It makes me feel vulnerable to share, but we have benefited enormously from reading others' stories, so I'm sharing.
UPDATE:
8/18/21 PSA =0.45
9/6/21 last dose Orgovyx
9/7/21 First Eligard 3 month shot
9/17/21 PSA =0.78
10/18/21 PSA =1.28
Nov not tested
12/18/21 PSA =5.9
2022
Nubeqa started 1/6/22
01/20/22 PSA =2.14
03/03/22 PSA =0.64
4/20/22 PSA =0.27
6/01/22 PSA =0.18
7/19/22 PSA =0.10
8/26/22 PSA =0.05
11/04/22 PSA =0.03
12/21/22 PSA =0.04
02/08/23 PSA = 0.06
03/20/2023 PSA=0.26
Started at VUMC w Schaffer
4/25/2023 PSA: 1.31
5/4/23 ALP 104
5/10/2023 PSMA scan showed mixed response - decreased uptake of previously seen RP and iliac LN, a few new sites of nodal disease
6/19/23 - Aug 2023 Provenge started
6/19/23 PSA 11.73 ALP 101
6/19/23 Lupron 3 month dose
7/17/23 last dose Provenge
Aug 2023 PSA rise 25.6
8/8/2023 CT CAP and NM bone scan show slight disease progression with increased LAD and new focus of radiotracer uptake in 5th rib
Aug 2023 consult w DrDenmeade re BAT
Aug 2023 discontinued darolutamide in preparation for BAT
9/7/23 PSA 74, ALP 132
9/13/23 CT CAP and NM bone scan show stable disease / uptake from prior. Multiple osseous sites
10/4/23 PSA 70.15, ALP 138
Started BAT - October 2023 - December 2023 received testosterone cypionate 400 mg monthly while continuing Lupron
11/1/23 PSA 71.27, ALP 159
11/30/23 PSA 57.38, ALP 185
12/28/23 47.73, ALP 221
1/23/24 PSA 128 T 538, ALP 284
1/18/24 CT CAP shows increased RP LN and new multifocal osseous lesions. CT confirmed small segmental PE in RLL .NM bone scan shows increased uptake new compared to prior (9-2023) calvarium, shoulders, ribs, sternum, C, T and L spine, pelvis and proximal femurs. Rib lesions increased in size and intensity from prior. Doppler Venous lower extremities no DVT
1/29/24 Darolutamide resumed
2/5/24 PSA 88, T 171
2/19/24 PSA 98, T 128, ALP 381
3/4/24 PSA 209, T 61, ALP 412
Going for scan to set up SBRT for painful mets today which will be done after trip to Mayo to see Sartor (3/12/24)
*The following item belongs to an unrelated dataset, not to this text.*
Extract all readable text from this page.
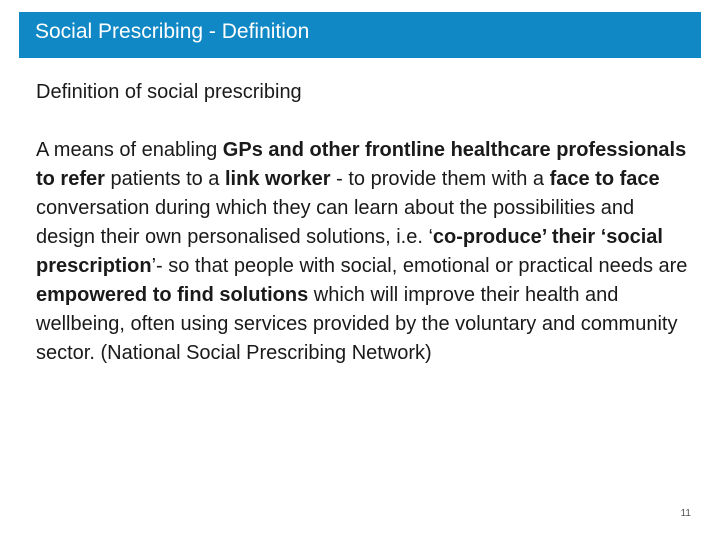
Social Prescribing - Definition
Definition of social prescribing
A means of enabling GPs and other frontline healthcare professionals to refer patients to a link worker - to provide them with a face to face conversation during which they can learn about the possibilities and design their own personalised solutions, i.e. ‘co-produce’ their ‘social prescription’- so that people with social, emotional or practical needs are empowered to find solutions which will improve their health and wellbeing, often using services provided by the voluntary and community sector. (National Social Prescribing Network)
11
Dramatic changes in bone involvement from September to January. Went from mostly nodal disease to widespread mets throughout skeleton.
Frustrated more wasn't suggested earlier. We only saw NP during BAT treatments at VU, T was not measured. PSA was going down (from 71 to 47), but Alkaline Phosphatase was going up and we brought it to the attention of the NP but were essentially dismissed, since PSA was falling.
It's frustrating when you go in to your doctor informed and asking good questions but basically being told to wait till you have more disease.
He has not had chemo.
We've been researching AC225 overseas, but very expensive.
Hoping for good direction from Dr. Sartor next week.
If you read it all, thank you.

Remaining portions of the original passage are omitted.